As a program team, we’re always looking for ways to create the biggest impact possible with the grant dollars we have available. We know we can’t fund everything and that our dollars will only go so far. So seven years ago, we tested the theory of requiring a 1 to 1 match – that is, if we were to give a $10,000 grant to an organization, they would need to raise an additional $10,000 as the match for one of our grant programs. We discovered that matching programs can really work. We also learned that how we structure the matching program matters.
And so when we took this approach and applied it to our current initiative, the Ah-Ha Project; Creative Solutions to Real Problems, we used what we learned through our pilot program to build in an ongoing evaluation channel.
Here’s what we’ve learned about requiring matching from grantees:
1. Love. Donors love for their dollars to be leveraged. As a donor, you want to know that your dollars are making a difference. When a donor provides matching dollars they know that without their donation, the organization would not receive the grant. We love knowing we are working together with donors to support things we care about!

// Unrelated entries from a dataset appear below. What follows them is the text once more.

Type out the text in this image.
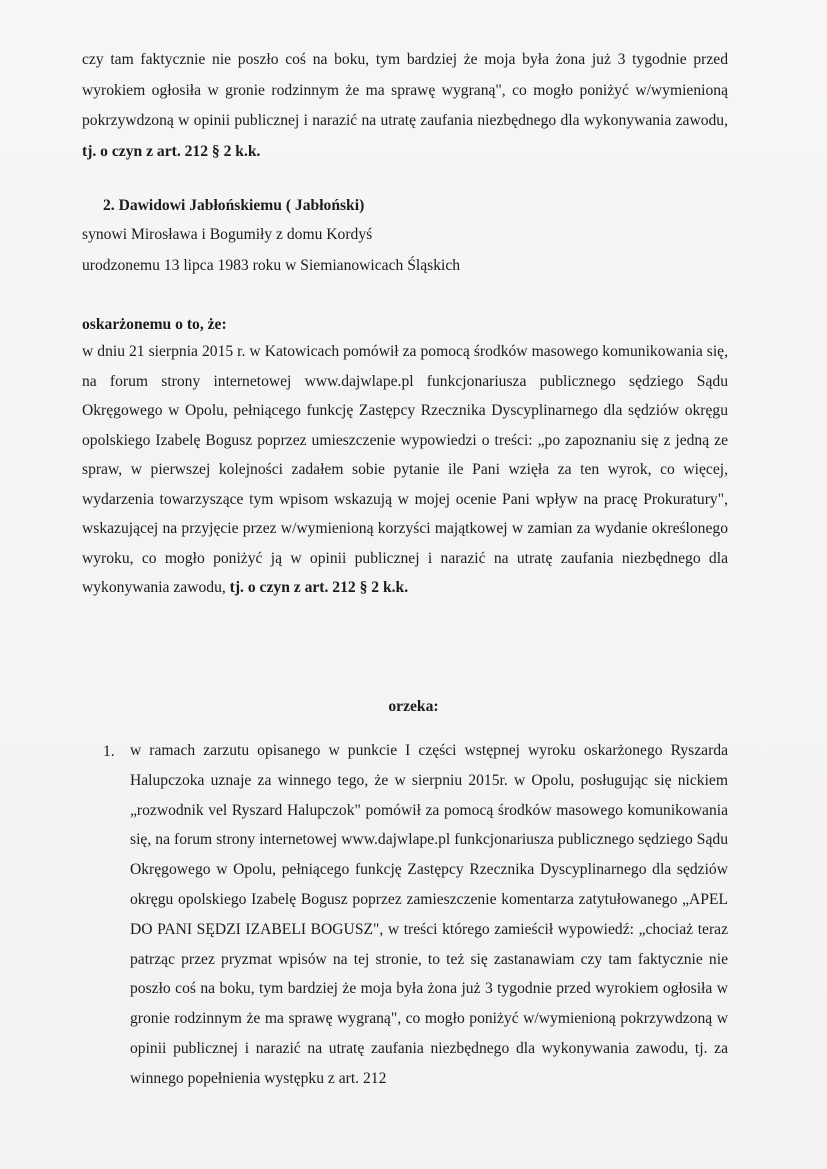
czy tam faktycznie nie poszło coś na boku, tym bardziej że moja była żona już 3 tygodnie przed wyrokiem ogłosiła w gronie rodzinnym że ma sprawę wygraną", co mogło poniżyć w/wymienioną pokrzywdzoną w opinii publicznej i narazić na utratę zaufania niezbędnego dla wykonywania zawodu, tj. o czyn z art. 212 § 2 k.k.

2. Dawidowi Jabłońskiemu ( Jabłoński)

synowi Mirosława i Bogumiły z domu Kordyś

urodzonemu 13 lipca 1983 roku w Siemianowicach Śląskich

oskarżonemu o to, że:

w dniu 21 sierpnia 2015 r. w Katowicach pomówił za pomocą środków masowego komunikowania się, na forum strony internetowej www.dajwlape.pl funkcjonariusza publicznego sędziego Sądu Okręgowego w Opolu, pełniącego funkcję Zastępcy Rzecznika Dyscyplinarnego dla sędziów okręgu opolskiego Izabelę Bogusz poprzez umieszczenie wypowiedzi o treści: „po zapoznaniu się z jedną ze spraw, w pierwszej kolejności zadałem sobie pytanie ile Pani wzięła za ten wyrok, co więcej, wydarzenia towarzyszące tym wpisom wskazują w mojej ocenie Pani wpływ na pracę Prokuratury", wskazującej na przyjęcie przez w/wymienioną korzyści majątkowej w zamian za wydanie określonego wyroku, co mogło poniżyć ją w opinii publicznej i narazić na utratę zaufania niezbędnego dla wykonywania zawodu, tj. o czyn z art. 212 § 2 k.k.

orzeka:

1. w ramach zarzutu opisanego w punkcie I części wstępnej wyroku oskarżonego Ryszarda Halupczoka uznaje za winnego tego, że w sierpniu 2015r. w Opolu, posługując się nickiem „rozwodnik vel Ryszard Halupczok" pomówił za pomocą środków masowego komunikowania się, na forum strony internetowej www.dajwlape.pl funkcjonariusza publicznego sędziego Sądu Okręgowego w Opolu, pełniącego funkcję Zastępcy Rzecznika Dyscyplinarnego dla sędziów okręgu opolskiego Izabelę Bogusz poprzez zamieszczenie komentarza zatytułowanego „APEL DO PANI SĘDZI IZABELI BOGUSZ", w treści którego zamieścił wypowiedź: „chociaż teraz patrząc przez pryzmat wpisów na tej stronie, to też się zastanawiam czy tam faktycznie nie poszło coś na boku, tym bardziej że moja była żona już 3 tygodnie przed wyrokiem ogłosiła w gronie rodzinnym że ma sprawę wygraną", co mogło poniżyć w/wymienioną pokrzywdzoną w opinii publicznej i narazić na utratę zaufania niezbędnego dla wykonywania zawodu, tj. za winnego popełnienia występku z art. 212
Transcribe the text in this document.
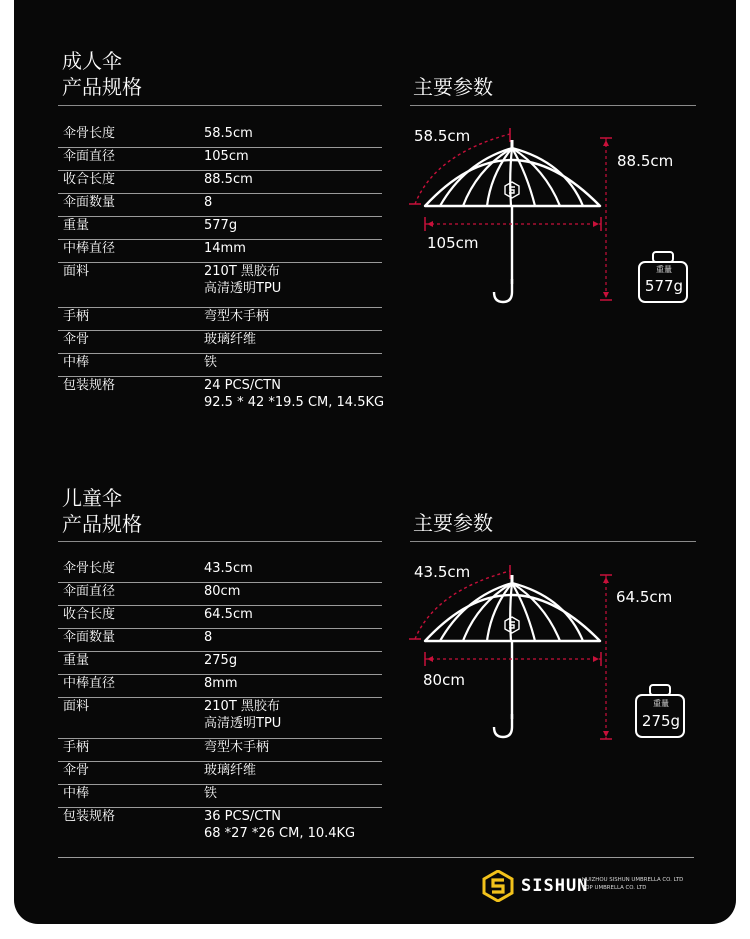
成人伞
产品规格	主要参数
伞骨长度	58.5cm
伞面直径	105cm
收合长度	88.5cm
伞面数量	8
重量	577g
中棒直径	14mm
面料	210T 黑胶布
高清透明TPU
手柄	弯型木手柄
伞骨	玻璃纤维
中棒	铁
包装规格	24 PCS/CTN
92.5 * 42 *19.5 CM, 14.5KG
58.5cm
105cm
88.5cm
重量
577g
儿童伞
产品规格	主要参数
伞骨长度	43.5cm
伞面直径	80cm
收合长度	64.5cm
伞面数量	8
重量	275g
中棒直径	8mm
面料	210T 黑胶布
高清透明TPU
手柄	弯型木手柄
伞骨	玻璃纤维
中棒	铁
包装规格	36 PCS/CTN
68 *27 *26 CM, 10.4KG
43.5cm
80cm
64.5cm
重量
275g
SISHUN
HUIZHOU SISHUN UMBRELLA CO. LTD
TOP UMBRELLA CO. LTD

2. Adaptability. Matching programs build diverse funding streams potentially leading to a wider pool of resources for the organization to explore once our funding is gone. It encourages organizations to adapt and leverage their development efforts as they grow revenue streams to build sustainability.
3. Trust. We need to build trusted partnerships with our grantees in order for the match to work. This means that we can pay our grant dollars up front before the match is received or verified. This way, project implementation isn’t held hostage by our match verification process, which often occurs late in the grant period. And this trust has paid off! We have never had a grantee partner who has not met their match.
4. Flexibility. The match program needs to be flexible in terms of where dollars come from. We ask that the match is not made up of in-kind dollars. Internal dollars can be shifted from an existing program or revenue stream to be used as the match. Sometimes organizations are shifting their internal focus and this creates space for them to align their dollars with their shift in program focus. We also provide extensions of up to one year if necessary.
5. Keep it simple. A complicated match verification process takes time away from project implementation. We generally ask for a letter from the chief financial officer or board chair verifying the match and documenting the date received, funding source, and dollar amount.
Over the past five years, we’ve invested over $3 million dollars through the Ah-Ha Project asking for a 1 to 1 match on many of these grant programs. However these dollars have leveraged much greater then a 1 to 1 match, with over $50 million in additional dollars being raised. Now that’s impact!
How are you leveraging your grant dollars to make an impact?